Renegotiation of the North American Free Trade Agreement (NAFTA) will most likely result in a soft landing, where the U.S. dairy industry sees more upside than downside, increased risk for Canada and status quo for Mexico.
But none of this is a given, say Rabobank dairy analysts Tom Bailey and Aga Dobrowolska Perry. “History tells us that it will take at least 2 to 4 years to renegotiate the deal,” says Perry, “and all that assumes all three nations will be able to agree.”
The analysts released a 12-page report this morning, saying “the most likely scenario is for NAFTA to be renegotiated.” Too much is at stake for the United States, Canada and Mexico for the agreement to be dissolved. But nothing can be taken for granted, given hyperbolic rhetoric from the Trump Administration—though the tone has softened from dissolution of the trade agreement to renegotiation in recent weeks.

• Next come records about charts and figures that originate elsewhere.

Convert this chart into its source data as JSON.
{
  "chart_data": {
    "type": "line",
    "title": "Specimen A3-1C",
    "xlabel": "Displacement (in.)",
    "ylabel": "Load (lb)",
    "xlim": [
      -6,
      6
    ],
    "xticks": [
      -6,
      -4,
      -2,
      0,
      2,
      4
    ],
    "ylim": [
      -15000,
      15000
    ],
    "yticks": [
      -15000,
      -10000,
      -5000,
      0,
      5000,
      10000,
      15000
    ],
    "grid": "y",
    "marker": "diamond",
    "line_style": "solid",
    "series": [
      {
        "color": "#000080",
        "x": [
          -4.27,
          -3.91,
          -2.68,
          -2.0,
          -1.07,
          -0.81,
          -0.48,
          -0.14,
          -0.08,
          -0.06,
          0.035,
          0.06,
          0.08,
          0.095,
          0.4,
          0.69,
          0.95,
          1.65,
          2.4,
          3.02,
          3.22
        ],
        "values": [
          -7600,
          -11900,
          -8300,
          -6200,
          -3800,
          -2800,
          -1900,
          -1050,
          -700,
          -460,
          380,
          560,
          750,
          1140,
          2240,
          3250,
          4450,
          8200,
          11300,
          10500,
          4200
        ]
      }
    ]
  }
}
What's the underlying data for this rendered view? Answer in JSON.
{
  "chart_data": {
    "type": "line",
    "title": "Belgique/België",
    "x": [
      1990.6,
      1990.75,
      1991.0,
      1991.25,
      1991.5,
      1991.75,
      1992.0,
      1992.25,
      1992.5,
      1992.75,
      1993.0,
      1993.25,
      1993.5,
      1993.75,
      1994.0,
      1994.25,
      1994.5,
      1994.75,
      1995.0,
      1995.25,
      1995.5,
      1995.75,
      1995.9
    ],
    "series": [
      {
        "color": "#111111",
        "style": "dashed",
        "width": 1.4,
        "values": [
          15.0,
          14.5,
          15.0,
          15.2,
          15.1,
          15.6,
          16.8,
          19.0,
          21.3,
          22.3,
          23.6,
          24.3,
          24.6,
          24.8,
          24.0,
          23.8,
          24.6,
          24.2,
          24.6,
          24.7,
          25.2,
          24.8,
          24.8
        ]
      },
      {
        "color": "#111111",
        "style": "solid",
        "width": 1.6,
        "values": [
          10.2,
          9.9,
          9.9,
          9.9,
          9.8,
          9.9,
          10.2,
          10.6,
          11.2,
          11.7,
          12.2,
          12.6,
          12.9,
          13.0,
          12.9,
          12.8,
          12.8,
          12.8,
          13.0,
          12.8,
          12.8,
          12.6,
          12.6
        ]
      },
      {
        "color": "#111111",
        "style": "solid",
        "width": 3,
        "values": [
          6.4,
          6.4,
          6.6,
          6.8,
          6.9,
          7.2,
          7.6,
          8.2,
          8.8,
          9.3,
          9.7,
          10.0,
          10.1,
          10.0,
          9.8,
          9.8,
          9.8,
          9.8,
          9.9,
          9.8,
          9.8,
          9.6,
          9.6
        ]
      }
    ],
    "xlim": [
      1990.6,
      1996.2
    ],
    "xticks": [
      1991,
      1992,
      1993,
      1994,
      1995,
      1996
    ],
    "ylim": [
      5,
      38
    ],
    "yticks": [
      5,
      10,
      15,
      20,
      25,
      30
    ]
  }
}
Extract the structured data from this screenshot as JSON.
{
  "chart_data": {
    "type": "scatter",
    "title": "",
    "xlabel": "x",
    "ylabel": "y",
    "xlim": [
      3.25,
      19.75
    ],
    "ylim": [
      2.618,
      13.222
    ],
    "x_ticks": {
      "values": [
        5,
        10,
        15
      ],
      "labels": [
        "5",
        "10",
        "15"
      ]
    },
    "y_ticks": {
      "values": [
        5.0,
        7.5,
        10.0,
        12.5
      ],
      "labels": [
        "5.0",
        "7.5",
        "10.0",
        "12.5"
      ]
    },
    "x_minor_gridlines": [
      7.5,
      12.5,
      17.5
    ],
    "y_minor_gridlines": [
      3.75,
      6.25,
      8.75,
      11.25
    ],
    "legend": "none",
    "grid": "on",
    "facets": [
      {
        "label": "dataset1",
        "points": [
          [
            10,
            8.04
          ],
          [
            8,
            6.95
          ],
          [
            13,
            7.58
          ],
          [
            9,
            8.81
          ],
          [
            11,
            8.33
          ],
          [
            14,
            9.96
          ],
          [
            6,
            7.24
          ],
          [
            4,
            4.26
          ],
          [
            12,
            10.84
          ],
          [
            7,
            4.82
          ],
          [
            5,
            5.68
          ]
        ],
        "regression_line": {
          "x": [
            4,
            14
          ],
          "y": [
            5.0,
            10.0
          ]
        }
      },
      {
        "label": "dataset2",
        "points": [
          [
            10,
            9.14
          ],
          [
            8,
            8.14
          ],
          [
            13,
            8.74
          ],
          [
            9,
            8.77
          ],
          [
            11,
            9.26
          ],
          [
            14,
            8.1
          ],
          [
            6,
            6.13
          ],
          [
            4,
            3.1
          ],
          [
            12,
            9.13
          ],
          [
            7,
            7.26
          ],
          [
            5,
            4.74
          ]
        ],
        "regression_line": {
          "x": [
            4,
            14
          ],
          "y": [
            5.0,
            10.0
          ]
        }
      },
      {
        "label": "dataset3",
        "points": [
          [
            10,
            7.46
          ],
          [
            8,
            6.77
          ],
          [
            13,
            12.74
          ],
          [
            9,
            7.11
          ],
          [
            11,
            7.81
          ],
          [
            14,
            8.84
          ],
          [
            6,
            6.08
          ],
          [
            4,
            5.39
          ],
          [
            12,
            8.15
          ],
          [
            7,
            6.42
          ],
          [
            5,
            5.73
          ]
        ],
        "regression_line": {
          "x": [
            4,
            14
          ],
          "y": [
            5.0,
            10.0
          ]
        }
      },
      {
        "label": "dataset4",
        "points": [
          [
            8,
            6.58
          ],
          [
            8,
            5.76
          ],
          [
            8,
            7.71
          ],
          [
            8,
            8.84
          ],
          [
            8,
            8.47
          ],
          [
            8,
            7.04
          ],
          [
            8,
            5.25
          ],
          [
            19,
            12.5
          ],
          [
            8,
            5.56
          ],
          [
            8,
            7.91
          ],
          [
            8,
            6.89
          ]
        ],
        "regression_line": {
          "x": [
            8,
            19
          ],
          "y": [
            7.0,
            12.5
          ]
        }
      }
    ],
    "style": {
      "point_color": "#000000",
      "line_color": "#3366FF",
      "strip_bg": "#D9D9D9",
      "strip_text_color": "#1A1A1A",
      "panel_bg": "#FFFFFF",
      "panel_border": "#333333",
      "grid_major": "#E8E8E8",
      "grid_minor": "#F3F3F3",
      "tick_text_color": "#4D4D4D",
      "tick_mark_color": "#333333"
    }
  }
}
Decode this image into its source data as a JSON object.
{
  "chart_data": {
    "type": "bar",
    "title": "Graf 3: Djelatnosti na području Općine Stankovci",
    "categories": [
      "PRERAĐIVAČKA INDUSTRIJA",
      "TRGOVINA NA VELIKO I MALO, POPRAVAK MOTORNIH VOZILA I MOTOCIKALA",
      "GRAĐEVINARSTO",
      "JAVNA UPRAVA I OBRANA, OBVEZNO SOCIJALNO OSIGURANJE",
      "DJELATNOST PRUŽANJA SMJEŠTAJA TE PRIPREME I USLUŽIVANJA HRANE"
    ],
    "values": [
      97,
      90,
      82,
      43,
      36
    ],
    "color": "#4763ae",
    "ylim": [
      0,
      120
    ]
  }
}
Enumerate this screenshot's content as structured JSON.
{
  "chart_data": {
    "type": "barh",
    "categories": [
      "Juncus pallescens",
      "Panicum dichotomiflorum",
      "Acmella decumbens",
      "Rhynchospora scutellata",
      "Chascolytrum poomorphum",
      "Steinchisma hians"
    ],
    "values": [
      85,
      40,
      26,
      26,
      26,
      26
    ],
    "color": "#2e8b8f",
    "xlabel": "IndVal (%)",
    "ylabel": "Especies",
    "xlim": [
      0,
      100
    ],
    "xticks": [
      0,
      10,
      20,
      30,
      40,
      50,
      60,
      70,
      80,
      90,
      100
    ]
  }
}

“The U.S. exports around 15% of the milk it produces. For some states, such as California, Wisconsin, Michigan and New York, that number is closer to 20 to 30%, so a shake-up in trade flows will disproportionately affect those states,” write the analysts.
A worst-case scenario, where NAFTA is dissolved, would be tumultuous, with $3.7 billion in dairy trade lost. “For dairy, it would take years to recover, as milk supplies would be forced lower due to a drop in milk prices [approaching those of 2009] and weakened economic growth slowing farmgate investments,” say the analysts.
The U.S. eventually would likely regain markets elsewhere, picking up sales displaced by European and Oceania exports to Mexico. But that reshuffling would take time, and would likely be at lower prices due to longer transportation routes and other marketing costs.
“The very threat of the loss of NAFTA should be a wake-up call to the U.S. dairy industry’s lack of market differentiation and ove-dependence on one single market. Mexico and Canada account for 45% of U.S. dairy exports—with Mexico taking 32% and Canada 13%” say Bailey and Perry.